C’est en ces termes qu’on pourrait résumer les conclusions du dernier rapport du commissaire à l’environnement, Ron Thompson, à la suite de l’évaluation de la performance environnementale du gouvernement fédéral. Sur les 14 points évalués par le commissaire, le gouvernement échoue sur neuf, dont les espèces menacées, la protection des écosystèmes et les outils de gestion du gouvernement…

Les commentaires de M. Thompson laissent peu de place à l’interprétation : «un manque d’engagement de la haute direction», «un financement souvent inadéquat», «le gouvernement viole sa propre loi», etc. La question des espèces menacées est très inquiétante. Au mois de juin 2007, un programme de rétablissement pour les espèces en péril aurait dû être en place pour les 228 espèces de cette liste. Or, seulement 55 ont fait l’objet d’un tel programme.

Un des éléments particulièrement préoccupant du rapport porte sur le processus d’évaluation environnementale stratégique des ministères.  Ce processus prévoit qu’une évaluation environnementale soit réalisée avant qu’une loi, qu’un programme ou qu’un plan soit adopté par un ministère. Il s’agit là d’une loi obligatoire pour les ministères et le résultat de ce processus doit également être rendu public.

Après trois vérifications en dix ans, le commissaire constate que, depuis 2004, les progrès réalisés sont «insatisfaisants», que la plupart des ministères ne préparent pas de déclarations publiques de leurs évaluations et que le Conseil privé (le ministère du premier ministre) ne questionne pas les ministères sur leur processus d’évaluation stratégique.
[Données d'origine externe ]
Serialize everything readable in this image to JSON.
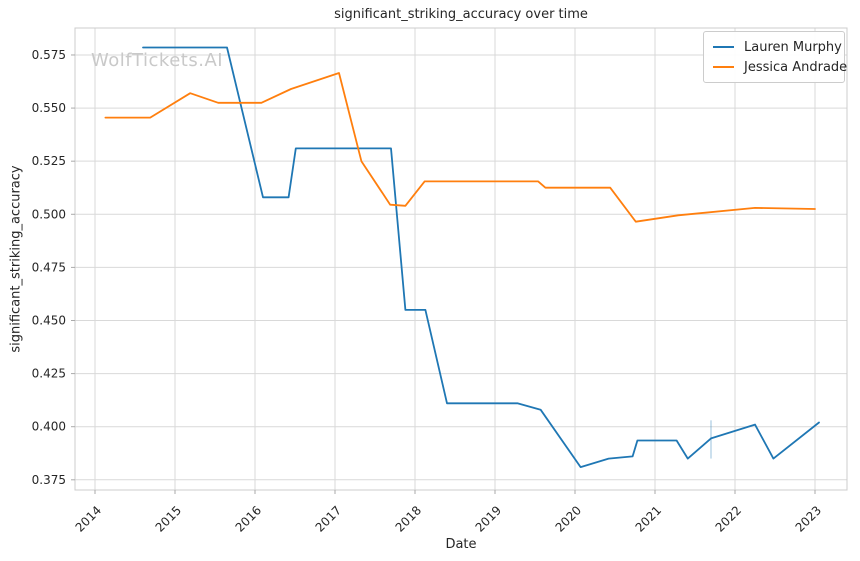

Le rapport de M. Thompson sur la question du processus d’évaluation environnementale stratégique remonte au début des années 90. Loin de moi l’idée d’absoudre les libéraux de leurs responsabilités, mais les conservateurs ont quand même occupé le pouvoir durant sept des 17 années d’existence de ce programme.

Pourtant, le ministre de l’Environnement John Baird voudrait nous faire croire que tous les problèmes soulevés par le commissaire sont le résultat de l’inaction des libéraux durant leurs années au pouvoir… J’ai souvent l’impression que notre ministre de l’environnement nous prend pour une bande d’imbéciles!